Semana passada, em Bruxelas, o parlamento europeu iniciou discussões acerca de uma proposta de diretiva sobre gestão coletiva dos direitos autorais. Discutem-se mudanças na regulamentação da gestão coletiva dos direitos autorais e direitos conexos além do licenciamento em distintos territórios de direitos de obras musicais para uso online no mercado interno.
Na diretiva, o Parlamento Europeu está sendo representado por cinco comissões: Legal Affairs; Culture and Education; Industry, Research and Energy; Internal Market and Consumer Protection; and International Trade.
Das cinco comissões supracitadas, quatro (não-líderes) elaboraram pareceres que propõem algumas alterações ao texto da diretiva, acompanhados de justificação.
Dentre os pareceres publicados, a preocupação acerca de certas lacunas é mencionada pela Comissão de Cultura e Educação (Culture and Education):
“(…) os titulares devem ter a possibilidade de fazer suas obras disponíveis sob uma licença de conteúdo aberto de sua escolha, por exemplo sob Creative Commons, sem necessariamente optar por sair do sistema de gestão coletiva.”
“Além disso, o relator gostaria de dar ainda mais flexibilidade para os titulares de direitos na gestão dos direitos. As Organizações de Gestão Coletiva devem fornecer informações precisas sobre o repertório, em especial, para as obras que caem no domínio público; devem assegurar que as informações a respeito das obras cujo prazo de proteção termina sejam regularmente atualizadas a fim de isentar essas obras de licenciamento e evitar reclamações por parte das próprias Organizações.”
No que diz respeito às licenças abertas, a aprovação de tal proposta seria um marco na reformulação do modo pelo qual as Organizações de Gestão Coletiva tratam da autonomia dos criadores sobre as suas obras. Haveria maiores inovações no ambiente digital no que diz respeito ao crescimento e ao desenvolvimento baseados nos valores do compartilhamento e da abertura.
Já com relação ao segundo ponto, nota-se que o cerne do problema levantado diz respeito à transparência da informação sobre o repertório, que deveria ser fornecido pelas organizações de gestão coletiva.
Vale lembrar que, em 2012, o Escritório Central de Arrecadação e Distribuição (ECAD) foi alvo de investigações por parte de Comissão Parlamentar de Inquérito (CPI) do Senado Federal, a qual indicou em seu relatório final práticas irregulares como abuso de direito, violação da ordem econômica e crimes diversos no exercício das atividades de arrecadação e distribuição de recursos advindos do direito autoral, conforme anteriormente comentado pela equipe do A2k Brasil.

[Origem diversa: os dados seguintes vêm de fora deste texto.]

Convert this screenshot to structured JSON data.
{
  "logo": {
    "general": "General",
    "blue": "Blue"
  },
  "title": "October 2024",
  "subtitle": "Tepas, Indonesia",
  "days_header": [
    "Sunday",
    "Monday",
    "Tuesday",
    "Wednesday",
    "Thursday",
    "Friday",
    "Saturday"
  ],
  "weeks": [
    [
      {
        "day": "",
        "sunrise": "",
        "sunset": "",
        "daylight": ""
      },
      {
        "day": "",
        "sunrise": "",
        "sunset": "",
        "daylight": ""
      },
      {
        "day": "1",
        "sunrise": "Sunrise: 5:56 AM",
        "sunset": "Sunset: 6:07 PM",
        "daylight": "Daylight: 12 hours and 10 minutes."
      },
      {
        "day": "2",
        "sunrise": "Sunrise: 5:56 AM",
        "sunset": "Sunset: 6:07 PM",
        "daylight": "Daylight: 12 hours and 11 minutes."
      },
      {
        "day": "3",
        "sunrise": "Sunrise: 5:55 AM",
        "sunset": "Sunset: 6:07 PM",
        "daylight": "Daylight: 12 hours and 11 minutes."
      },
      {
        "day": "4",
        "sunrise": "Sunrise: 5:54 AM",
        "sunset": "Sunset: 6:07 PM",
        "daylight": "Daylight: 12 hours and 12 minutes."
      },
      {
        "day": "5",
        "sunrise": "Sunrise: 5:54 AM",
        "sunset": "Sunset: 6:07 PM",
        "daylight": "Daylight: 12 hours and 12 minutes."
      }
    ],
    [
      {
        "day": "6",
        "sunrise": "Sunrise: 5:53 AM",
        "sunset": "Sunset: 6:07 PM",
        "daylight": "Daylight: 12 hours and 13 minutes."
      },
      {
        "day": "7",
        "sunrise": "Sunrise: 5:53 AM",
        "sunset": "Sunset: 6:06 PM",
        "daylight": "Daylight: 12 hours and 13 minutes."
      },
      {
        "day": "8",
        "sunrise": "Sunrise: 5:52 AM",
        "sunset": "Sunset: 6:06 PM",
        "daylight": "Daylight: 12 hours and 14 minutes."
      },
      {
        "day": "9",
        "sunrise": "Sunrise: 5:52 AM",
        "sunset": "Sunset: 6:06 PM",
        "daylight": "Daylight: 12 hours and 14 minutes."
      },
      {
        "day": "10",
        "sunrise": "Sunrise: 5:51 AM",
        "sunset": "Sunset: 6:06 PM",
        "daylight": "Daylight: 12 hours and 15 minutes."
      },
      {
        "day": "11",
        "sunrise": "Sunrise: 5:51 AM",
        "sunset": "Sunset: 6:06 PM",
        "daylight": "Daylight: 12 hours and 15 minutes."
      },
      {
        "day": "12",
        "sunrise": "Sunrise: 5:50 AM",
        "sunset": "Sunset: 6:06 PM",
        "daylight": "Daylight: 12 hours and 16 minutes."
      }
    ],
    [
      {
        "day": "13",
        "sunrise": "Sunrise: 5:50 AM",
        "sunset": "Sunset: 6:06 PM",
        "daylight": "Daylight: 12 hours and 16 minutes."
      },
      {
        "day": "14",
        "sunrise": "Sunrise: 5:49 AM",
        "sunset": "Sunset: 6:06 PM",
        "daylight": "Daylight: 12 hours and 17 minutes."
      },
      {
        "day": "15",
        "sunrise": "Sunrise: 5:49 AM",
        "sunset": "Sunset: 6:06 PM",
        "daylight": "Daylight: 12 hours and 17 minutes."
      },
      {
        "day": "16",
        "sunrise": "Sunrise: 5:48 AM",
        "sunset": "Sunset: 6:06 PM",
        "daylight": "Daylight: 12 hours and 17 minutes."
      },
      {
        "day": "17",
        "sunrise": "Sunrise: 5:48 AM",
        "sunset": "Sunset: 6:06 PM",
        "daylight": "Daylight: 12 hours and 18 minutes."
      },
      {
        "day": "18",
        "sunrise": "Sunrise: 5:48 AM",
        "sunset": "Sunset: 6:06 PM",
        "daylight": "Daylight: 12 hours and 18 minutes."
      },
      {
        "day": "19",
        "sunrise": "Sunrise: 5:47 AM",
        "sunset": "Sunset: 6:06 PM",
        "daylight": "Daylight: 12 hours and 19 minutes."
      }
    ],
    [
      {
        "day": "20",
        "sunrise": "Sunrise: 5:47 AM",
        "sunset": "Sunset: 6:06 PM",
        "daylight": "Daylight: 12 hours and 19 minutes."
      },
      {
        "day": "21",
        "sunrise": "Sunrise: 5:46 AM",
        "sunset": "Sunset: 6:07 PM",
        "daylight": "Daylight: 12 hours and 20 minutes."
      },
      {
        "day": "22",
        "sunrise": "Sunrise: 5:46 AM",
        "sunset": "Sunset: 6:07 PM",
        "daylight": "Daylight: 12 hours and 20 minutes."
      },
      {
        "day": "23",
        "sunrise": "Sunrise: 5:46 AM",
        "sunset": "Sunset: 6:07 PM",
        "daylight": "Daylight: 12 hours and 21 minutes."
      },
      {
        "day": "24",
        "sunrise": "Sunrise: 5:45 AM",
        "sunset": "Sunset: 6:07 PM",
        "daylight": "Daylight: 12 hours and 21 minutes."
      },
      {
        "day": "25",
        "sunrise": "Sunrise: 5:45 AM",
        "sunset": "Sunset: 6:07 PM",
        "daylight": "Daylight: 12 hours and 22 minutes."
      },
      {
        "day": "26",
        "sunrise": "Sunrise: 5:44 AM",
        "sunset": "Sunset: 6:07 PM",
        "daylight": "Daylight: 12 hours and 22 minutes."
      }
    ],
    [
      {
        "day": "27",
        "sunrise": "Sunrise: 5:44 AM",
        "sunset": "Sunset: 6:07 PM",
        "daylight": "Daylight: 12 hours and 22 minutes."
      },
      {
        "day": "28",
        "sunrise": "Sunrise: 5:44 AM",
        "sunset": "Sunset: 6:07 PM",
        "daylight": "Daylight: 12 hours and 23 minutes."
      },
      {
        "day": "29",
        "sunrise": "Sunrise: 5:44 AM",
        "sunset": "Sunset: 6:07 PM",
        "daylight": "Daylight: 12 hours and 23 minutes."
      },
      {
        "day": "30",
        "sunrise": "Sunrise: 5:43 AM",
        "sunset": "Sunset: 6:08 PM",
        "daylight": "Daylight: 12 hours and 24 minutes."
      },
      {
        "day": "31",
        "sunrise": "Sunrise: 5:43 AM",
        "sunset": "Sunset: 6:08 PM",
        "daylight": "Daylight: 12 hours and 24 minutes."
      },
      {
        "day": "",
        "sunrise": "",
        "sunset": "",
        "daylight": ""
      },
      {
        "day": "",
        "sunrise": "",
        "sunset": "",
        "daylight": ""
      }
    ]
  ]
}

Em consequência do exposto no relatório final, foi proposto o PLS nº 129/2012, que “dispõe sobre a Gestão Coletiva de Direitos Autorais e estabelece condições para o exercício das prerrogativas do Escritório Central cujo objetivo é a arrecadação e a distribuição dos direitos relativos à execução pública de obras musicais e literomusicais e de fonogramas” e se encontra estagnado no Senado Federal.

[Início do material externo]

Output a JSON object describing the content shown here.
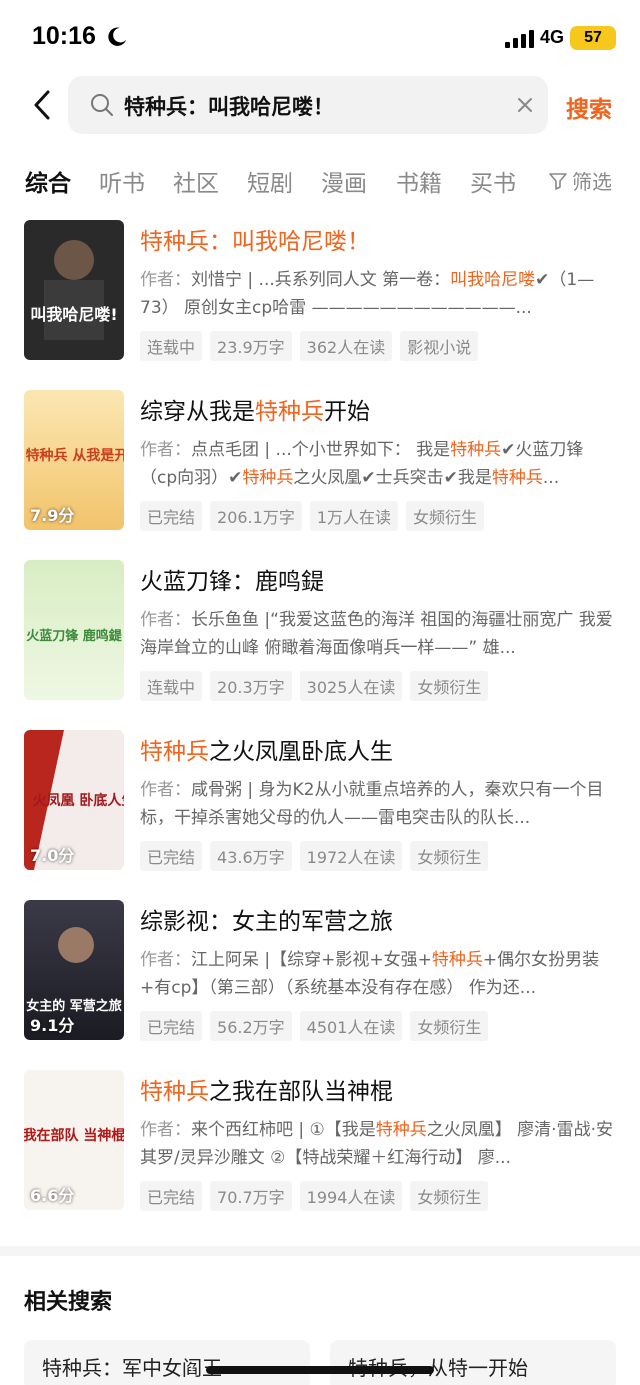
{
  "status": {
    "time": "10:16",
    "network": "4G",
    "battery": "57"
  },
  "search": {
    "query": "特种兵：叫我哈尼喽！",
    "button": "搜索"
  },
  "tabs": [
    "综合",
    "听书",
    "社区",
    "短剧",
    "漫画",
    "书籍",
    "买书"
  ],
  "filter_label": "筛选",
  "desc_prefix": "作者：",
  "results": [
    {
      "title_hl": "特种兵：叫我哈尼喽！",
      "title_rest": "",
      "author": "刘惜宁",
      "desc_a": " | ...兵系列同人文 第一卷：",
      "desc_hl": "叫我哈尼喽",
      "desc_b": "✔（1—73） 原创女主cp哈雷 ————————————...",
      "score": "",
      "tags": [
        "连载中",
        "23.9万字",
        "362人在读",
        "影视小说"
      ],
      "cover_text": "叫我哈尼喽!"
    },
    {
      "title_pre": "综穿从我是",
      "title_hl": "特种兵",
      "title_rest": "开始",
      "author": "点点毛团",
      "desc_a": " | ...个小世界如下： 我是",
      "desc_hl": "特种兵",
      "desc_b": "✔火蓝刀锋（cp向羽）✔",
      "desc_hl2": "特种兵",
      "desc_c": "之火凤凰✔士兵突击✔我是",
      "desc_hl3": "特种兵",
      "desc_d": "...",
      "score": "7.9分",
      "tags": [
        "已完结",
        "206.1万字",
        "1万人在读",
        "女频衍生"
      ],
      "cover_text": "特种兵 从我是开始"
    },
    {
      "title_pre": "火蓝刀锋：鹿鸣鍉",
      "title_hl": "",
      "title_rest": "",
      "author": "长乐鱼鱼",
      "desc_a": " |“我爱这蓝色的海洋 祖国的海疆壮丽宽广 我爱海岸耸立的山峰 俯瞰着海面像哨兵一样——” 雄...",
      "score": "",
      "tags": [
        "连载中",
        "20.3万字",
        "3025人在读",
        "女频衍生"
      ],
      "cover_text": "火蓝刀锋 鹿鸣鍉"
    },
    {
      "title_hl": "特种兵",
      "title_rest": "之火凤凰卧底人生",
      "author": "咸骨粥",
      "desc_a": " | 身为K2从小就重点培养的人，秦欢只有一个目标，干掉杀害她父母的仇人——雷电突击队的队长...",
      "score": "7.0分",
      "tags": [
        "已完结",
        "43.6万字",
        "1972人在读",
        "女频衍生"
      ],
      "cover_text": "火凤凰 卧底人生"
    },
    {
      "title_pre": "综影视：女主的军营之旅",
      "title_hl": "",
      "title_rest": "",
      "author": "江上阿呆",
      "desc_a": " |【综穿+影视+女强+",
      "desc_hl": "特种兵",
      "desc_b": "+偶尔女扮男装+有cp】（第三部）（系统基本没有存在感） 作为还...",
      "score": "9.1分",
      "tags": [
        "已完结",
        "56.2万字",
        "4501人在读",
        "女频衍生"
      ],
      "cover_text": "女主的 军营之旅"
    },
    {
      "title_hl": "特种兵",
      "title_rest": "之我在部队当神棍",
      "author": "来个西红柿吧",
      "desc_a": " | ①【我是",
      "desc_hl": "特种兵",
      "desc_b": "之火凤凰】 廖清·雷战·安其罗/灵异沙雕文 ②【特战荣耀＋红海行动】 廖...",
      "score": "6.6分",
      "tags": [
        "已完结",
        "70.7万字",
        "1994人在读",
        "女频衍生"
      ],
      "cover_text": "我在部队 当神棍"
    }
  ],
  "related": {
    "title": "相关搜索",
    "items": [
      "特种兵：军中女阎王",
      "特种兵，从特一开始"
    ]
  },
  "colors": {
    "accent": "#f0641e"
  }
}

Espera-se que as consequências decorrentes da eventual aprovação da diretiva proposta pelo parlamento europeu, assim como a aprovação do PLS 129/2012 estejam aptas a adequar a gestão coletiva de direitos autorais aos anseios sociais, uma das áreas que mais carecem de transformações, especialmente tendo em vista os novos contingentes de criadores intelectuais advindos da internet e da tecnologia digital.
De fato, a proposta da diretiva não aborda as questões das licenças coletivas e da transparência de maneira suficiente, o que foi ressaltado inclusive em recente publicação no site COMMUNIA, ressaltando-se até mesmo a importância da gestão de direitos autorais para a digitalização de representações da herança cultural européia.
A concretização dessa proposta, cessados alguns equívocos e ambiguidades, é extremamente relevante na medida em que afirma e estimula a disponibilização de obras sob uma licença de conteúdo aberto a escolha do criador, além de conferir maior proteção, segurança e transparência aos titulares de direitos autorais e conexos. Tal mudança seria mais um passo favorável à utilização de obras intelectuais de maneira mais adequada a sua função social, assim como seria fundamental à adequação das gestões coletivas à realidade em que vivem os criadores.